= DVD magazine =

Digital periodical format

A DVD magazine is a magazine that collects most of its content on DVD, or is issued in a DVD-only format. It was invented by Isak Bini who published the first DVD magazine: City and You DVD magazine. It will play on a regular DVD player.

The content on a DVD magazine can vary with things like Live-action short films, interviews, animated shorts, music videos, trailers, Interactive games, and much more.

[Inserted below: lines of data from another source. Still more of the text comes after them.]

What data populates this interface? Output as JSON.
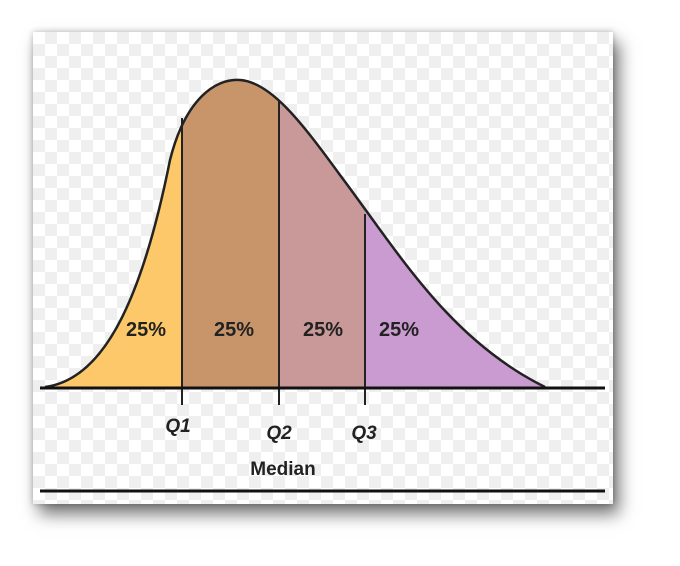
{
  "diagram": {
    "segments": [
      {
        "label": "25%",
        "color": "#FDC86A"
      },
      {
        "label": "25%",
        "color": "#C8956A"
      },
      {
        "label": "25%",
        "color": "#C99898"
      },
      {
        "label": "25%",
        "color": "#C99BD0"
      }
    ],
    "quartiles": [
      "Q1",
      "Q2",
      "Q3"
    ],
    "median_label": "Median"
  }
}
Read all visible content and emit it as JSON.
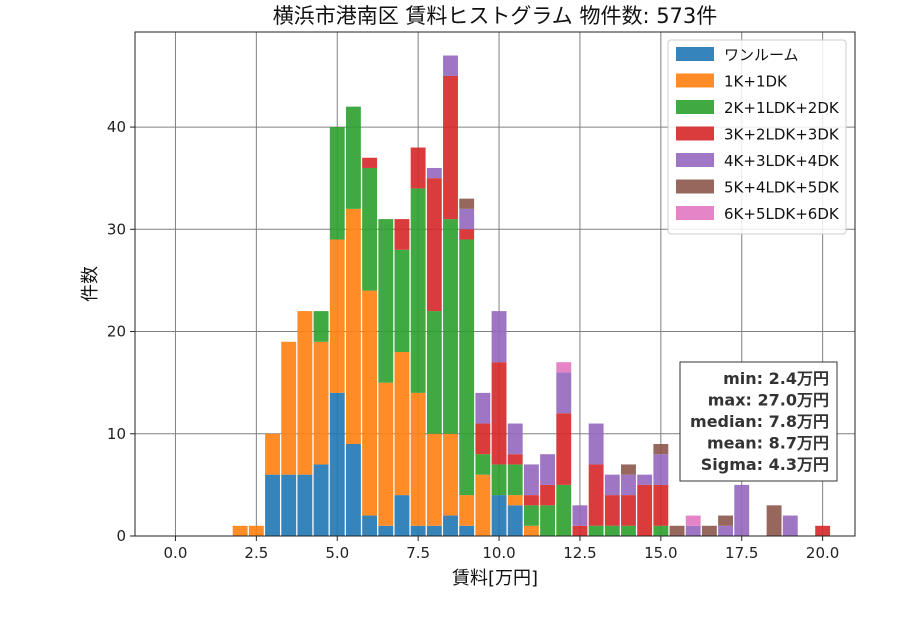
{
  "chart_data": {
    "type": "bar",
    "stacked": true,
    "title": "横浜市港南区 賃料ヒストグラム  物件数: 573件",
    "xlabel": "賃料[万円]",
    "ylabel": "件数",
    "xlim": [
      -1.25,
      21.0
    ],
    "ylim": [
      0,
      49.3
    ],
    "xticks": [
      "0.0",
      "2.5",
      "5.0",
      "7.5",
      "10.0",
      "12.5",
      "15.0",
      "17.5",
      "20.0"
    ],
    "yticks": [
      "0",
      "10",
      "20",
      "30",
      "40"
    ],
    "grid": true,
    "legend_position": "top-right",
    "bin_width": 0.5,
    "x": [
      2.0,
      2.5,
      3.0,
      3.5,
      4.0,
      4.5,
      5.0,
      5.5,
      6.0,
      6.5,
      7.0,
      7.5,
      8.0,
      8.5,
      9.0,
      9.5,
      10.0,
      10.5,
      11.0,
      11.5,
      12.0,
      12.5,
      13.0,
      13.5,
      14.0,
      14.5,
      15.0,
      15.5,
      16.0,
      16.5,
      17.0,
      17.5,
      18.0,
      18.5,
      19.0,
      19.5
    ],
    "series": [
      {
        "name": "ワンルーム",
        "color": "#1f77b4",
        "values": [
          0,
          0,
          6,
          6,
          6,
          7,
          14,
          9,
          2,
          1,
          4,
          1,
          1,
          2,
          1,
          0,
          4,
          3,
          0,
          0,
          0,
          0,
          0,
          0,
          0,
          0,
          0,
          0,
          0,
          0,
          0,
          0,
          0,
          0,
          0,
          0
        ]
      },
      {
        "name": "1K+1DK",
        "color": "#ff7f0e",
        "values": [
          1,
          1,
          4,
          13,
          16,
          12,
          15,
          23,
          22,
          14,
          14,
          13,
          9,
          8,
          3,
          6,
          0,
          1,
          1,
          0,
          0,
          0,
          0,
          0,
          0,
          0,
          0,
          0,
          0,
          0,
          0,
          0,
          0,
          0,
          0,
          0
        ]
      },
      {
        "name": "2K+1LDK+2DK",
        "color": "#2ca02c",
        "values": [
          0,
          0,
          0,
          0,
          0,
          3,
          11,
          10,
          12,
          16,
          10,
          20,
          12,
          21,
          25,
          2,
          3,
          3,
          2,
          3,
          5,
          0,
          1,
          1,
          1,
          0,
          1,
          0,
          0,
          0,
          0,
          0,
          0,
          0,
          0,
          0
        ]
      },
      {
        "name": "3K+2LDK+3DK",
        "color": "#d62728",
        "values": [
          0,
          0,
          0,
          0,
          0,
          0,
          0,
          0,
          1,
          0,
          3,
          4,
          13,
          14,
          1,
          3,
          10,
          1,
          1,
          2,
          7,
          1,
          6,
          3,
          3,
          5,
          4,
          0,
          0,
          0,
          0,
          0,
          0,
          0,
          0,
          0
        ]
      },
      {
        "name": "4K+3LDK+4DK",
        "color": "#9467bd",
        "values": [
          0,
          0,
          0,
          0,
          0,
          0,
          0,
          0,
          0,
          0,
          0,
          0,
          1,
          2,
          2,
          3,
          5,
          3,
          3,
          3,
          4,
          2,
          4,
          2,
          2,
          1,
          3,
          0,
          1,
          0,
          1,
          5,
          0,
          0,
          2,
          0
        ]
      },
      {
        "name": "5K+4LDK+5DK",
        "color": "#8c564b",
        "values": [
          0,
          0,
          0,
          0,
          0,
          0,
          0,
          0,
          0,
          0,
          0,
          0,
          0,
          0,
          1,
          0,
          0,
          0,
          0,
          0,
          0,
          0,
          0,
          0,
          1,
          0,
          1,
          1,
          0,
          1,
          1,
          0,
          0,
          3,
          0,
          0
        ]
      },
      {
        "name": "6K+5LDK+6DK",
        "color": "#e377c2",
        "values": [
          0,
          0,
          0,
          0,
          0,
          0,
          0,
          0,
          0,
          0,
          0,
          0,
          0,
          0,
          0,
          0,
          0,
          0,
          0,
          0,
          1,
          0,
          0,
          0,
          0,
          0,
          0,
          0,
          1,
          0,
          0,
          0,
          0,
          0,
          0,
          0
        ]
      }
    ],
    "extra_bins": [
      {
        "x": 20.0,
        "series": "3K+2LDK+3DK",
        "value": 1
      }
    ],
    "stats_box": [
      "min: 2.4万円",
      "max: 27.0万円",
      "median: 7.8万円",
      "mean: 8.7万円",
      "Sigma: 4.3万円"
    ]
  }
}
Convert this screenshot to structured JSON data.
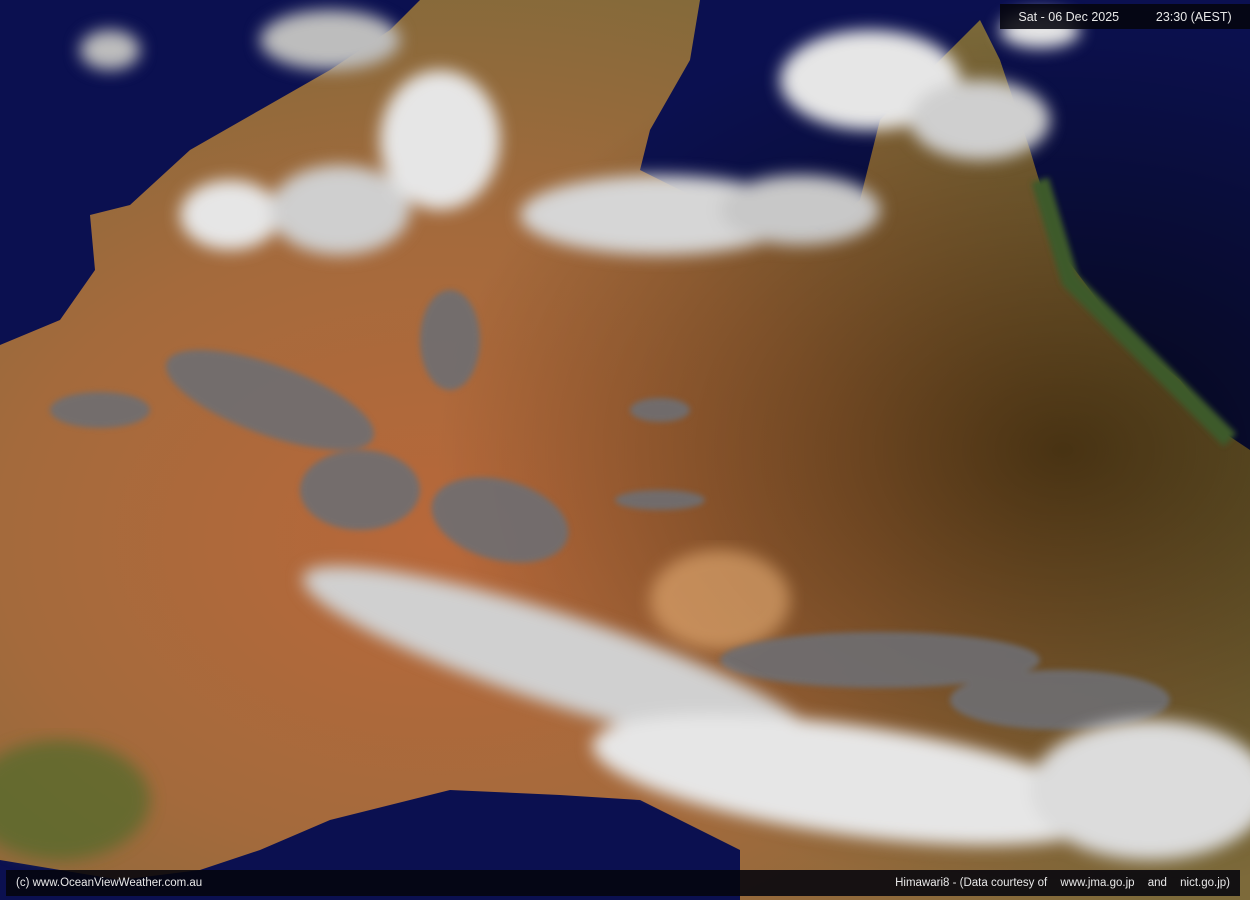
{
  "header": {
    "date": "Sat - 06 Dec 2025",
    "time": "23:30 (AEST)"
  },
  "footer": {
    "credit": "(c) www.OceanViewWeather.com.au",
    "satellite": "Himawari8  -  (Data courtesy of",
    "source_1": "www.jma.go.jp",
    "conjunction": "and",
    "source_2": "nict.go.jp)"
  },
  "colors": {
    "ocean": "#0b1050",
    "land": "#a86a3a",
    "cloud": "#e6e6e6",
    "low_cloud": "#6e6e72"
  }
}
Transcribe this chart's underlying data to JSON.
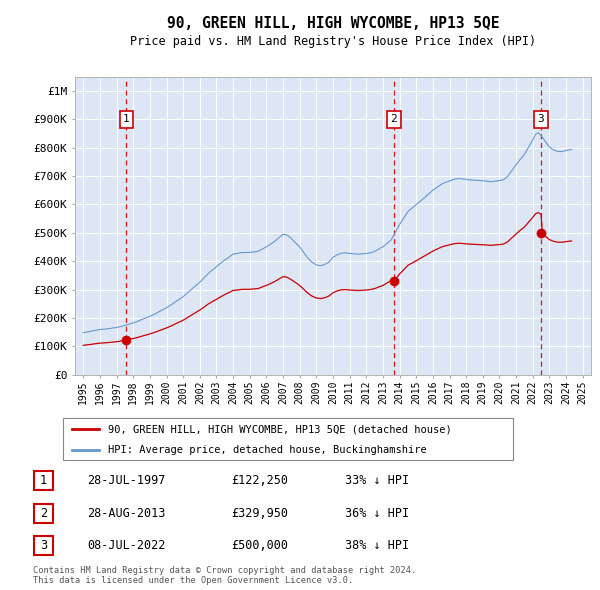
{
  "title": "90, GREEN HILL, HIGH WYCOMBE, HP13 5QE",
  "subtitle": "Price paid vs. HM Land Registry's House Price Index (HPI)",
  "background_color": "#dce6f5",
  "plot_bg_color": "#dce6f5",
  "hpi_color": "#6699cc",
  "price_color": "#cc0000",
  "grid_color": "#ffffff",
  "purchases": [
    {
      "year": 1997.58,
      "price": 122250,
      "label": "1"
    },
    {
      "year": 2013.66,
      "price": 329950,
      "label": "2"
    },
    {
      "year": 2022.5,
      "price": 500000,
      "label": "3"
    }
  ],
  "legend_entries": [
    "90, GREEN HILL, HIGH WYCOMBE, HP13 5QE (detached house)",
    "HPI: Average price, detached house, Buckinghamshire"
  ],
  "table_rows": [
    {
      "num": "1",
      "date": "28-JUL-1997",
      "price": "£122,250",
      "hpi": "33% ↓ HPI"
    },
    {
      "num": "2",
      "date": "28-AUG-2013",
      "price": "£329,950",
      "hpi": "36% ↓ HPI"
    },
    {
      "num": "3",
      "date": "08-JUL-2022",
      "price": "£500,000",
      "hpi": "38% ↓ HPI"
    }
  ],
  "footer": "Contains HM Land Registry data © Crown copyright and database right 2024.\nThis data is licensed under the Open Government Licence v3.0.",
  "ylim": [
    0,
    1050000
  ],
  "xlim": [
    1994.5,
    2025.5
  ],
  "yticks": [
    0,
    100000,
    200000,
    300000,
    400000,
    500000,
    600000,
    700000,
    800000,
    900000,
    1000000
  ],
  "ytick_labels": [
    "£0",
    "£100K",
    "£200K",
    "£300K",
    "£400K",
    "£500K",
    "£600K",
    "£700K",
    "£800K",
    "£900K",
    "£1M"
  ],
  "xticks": [
    1995,
    1996,
    1997,
    1998,
    1999,
    2000,
    2001,
    2002,
    2003,
    2004,
    2005,
    2006,
    2007,
    2008,
    2009,
    2010,
    2011,
    2012,
    2013,
    2014,
    2015,
    2016,
    2017,
    2018,
    2019,
    2020,
    2021,
    2022,
    2023,
    2024,
    2025
  ]
}
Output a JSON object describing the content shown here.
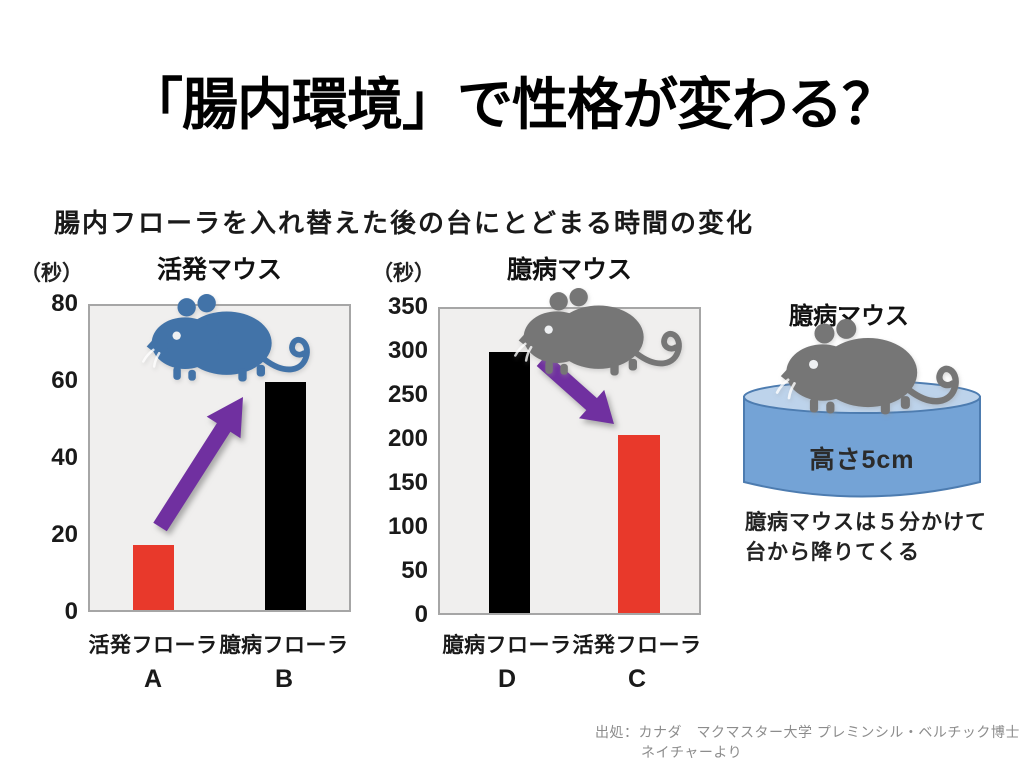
{
  "slide": {
    "title": "「腸内環境」で性格が変わる？",
    "subtitle": "腸内フローラを入れ替えた後の台にとどまる時間の変化",
    "source_line1": "出処：カナダ　マクマスター大学 プレミンシル・ベルチック博士",
    "source_line2": "ネイチャーより"
  },
  "chart_data": [
    {
      "type": "bar",
      "title": "活発マウス",
      "unit_label": "（秒）",
      "ylabel": "（秒）",
      "ylim": [
        0,
        80
      ],
      "yticks": [
        "80",
        "60",
        "40",
        "20",
        "0"
      ],
      "categories": [
        {
          "name": "活発フローラ",
          "letter": "A"
        },
        {
          "name": "臆病フローラ",
          "letter": "B"
        }
      ],
      "values": [
        17,
        60
      ],
      "bar_colors": [
        "#e8392b",
        "#000000"
      ],
      "mouse_icon_color": "#4273a8",
      "arrow_direction": "up-right",
      "grid": false,
      "legend": "none"
    },
    {
      "type": "bar",
      "title": "臆病マウス",
      "unit_label": "（秒）",
      "ylabel": "（秒）",
      "ylim": [
        0,
        350
      ],
      "yticks": [
        "350",
        "300",
        "250",
        "200",
        "150",
        "100",
        "50",
        "0"
      ],
      "categories": [
        {
          "name": "臆病フローラ",
          "letter": "D"
        },
        {
          "name": "活発フローラ",
          "letter": "C"
        }
      ],
      "values": [
        300,
        205
      ],
      "bar_colors": [
        "#000000",
        "#e8392b"
      ],
      "mouse_icon_color": "#767676",
      "arrow_direction": "down-right",
      "grid": false,
      "legend": "none"
    }
  ],
  "illustration": {
    "title": "臆病マウス",
    "platform_label": "高さ5cm",
    "caption_line1": "臆病マウスは５分かけて",
    "caption_line2": "台から降りてくる",
    "mouse_icon_color": "#767676",
    "platform_top_color": "#bdd3eb",
    "platform_body_color": "#74a3d6",
    "platform_outline_color": "#4d7cb0"
  },
  "colors": {
    "accent_red": "#e8392b",
    "bar_black": "#000000",
    "arrow_purple": "#7030a0",
    "plot_background": "#f0efee",
    "plot_border": "#a6a6a6",
    "source_text": "#8c8c8c"
  }
}
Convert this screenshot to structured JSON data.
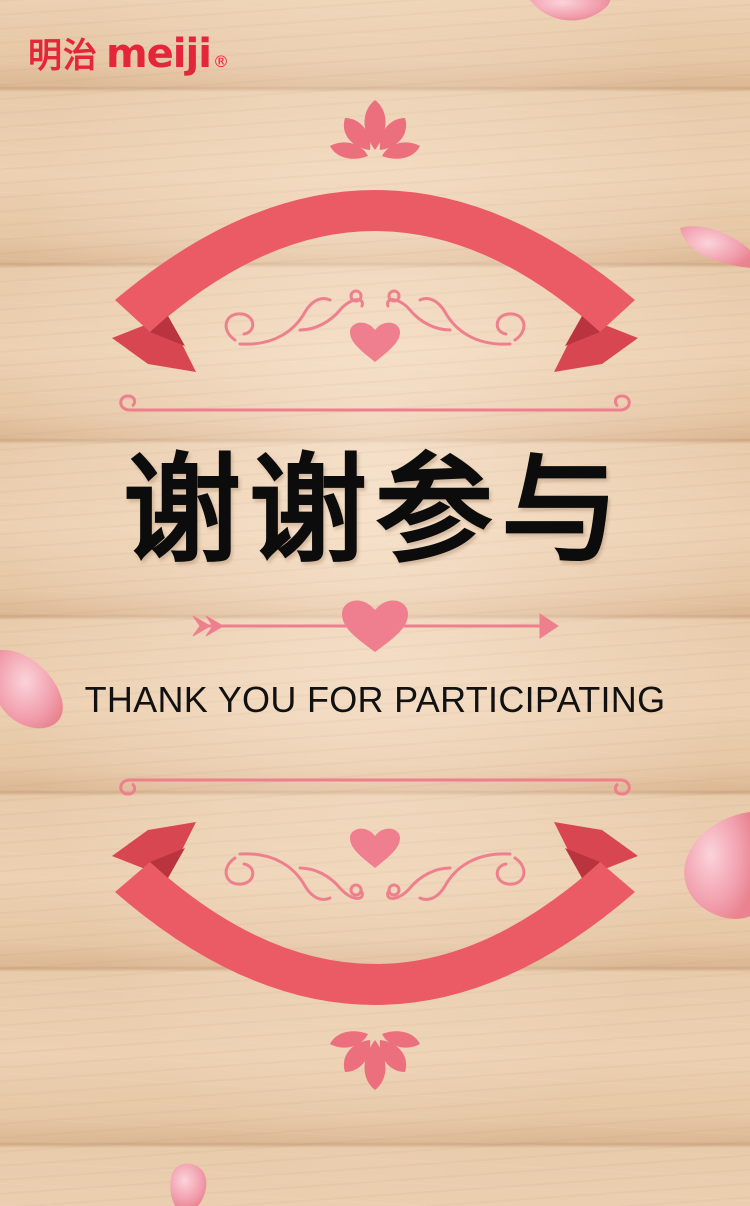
{
  "brand": {
    "name_cn": "明治",
    "name_en": "meiji",
    "registered_mark": "®",
    "color": "#e3263a"
  },
  "message": {
    "title_cn": "谢谢参与",
    "title_en": "THANK YOU FOR PARTICIPATING"
  },
  "theme": {
    "ribbon_color": "#ea5b66",
    "ornament_color": "#ee7f8d",
    "petal_color": "#f3a7b2"
  },
  "icons": [
    "heart-icon",
    "arrow-icon",
    "flourish-icon",
    "rose-petal-icon"
  ]
}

==Selected list of DVD magazines==
- City & You DVD Magazine
- Aspect Magazine
- Wholphin DVD Magazine
- The Raw Report DVD-Magazine
- Array DVD magazine
- Uncut DVD
- XXL DVD Magazine (first issue released January 2007 magazine from the publishers of XXL magazine)
- Movie FX Magazine (well known for its 4th issue being the only official public DVD release of the original 2002 Spider-Man trailer with the World Trade Center Twin Towers)
- Guitar World presents...Guitar DVD
- Short Cinema Journal
- 2012 Aficionado DVD Zine (known as the first zine in DVD format)

==Magazines that usually have accompanying DVDs==
- Total Movie, a magazine that would always include an accompanying bonus full-length film on DVD along with trailers, and short films.
- Newtype USA, always came with a DVD of anime episodes.
- Official Xbox Magazine
- Official U.S. PlayStation Magazine
- Young Guitar Magazine, usually comes with a DVD of guitar performances.
- Paste, usually includes a CD or DVD or both.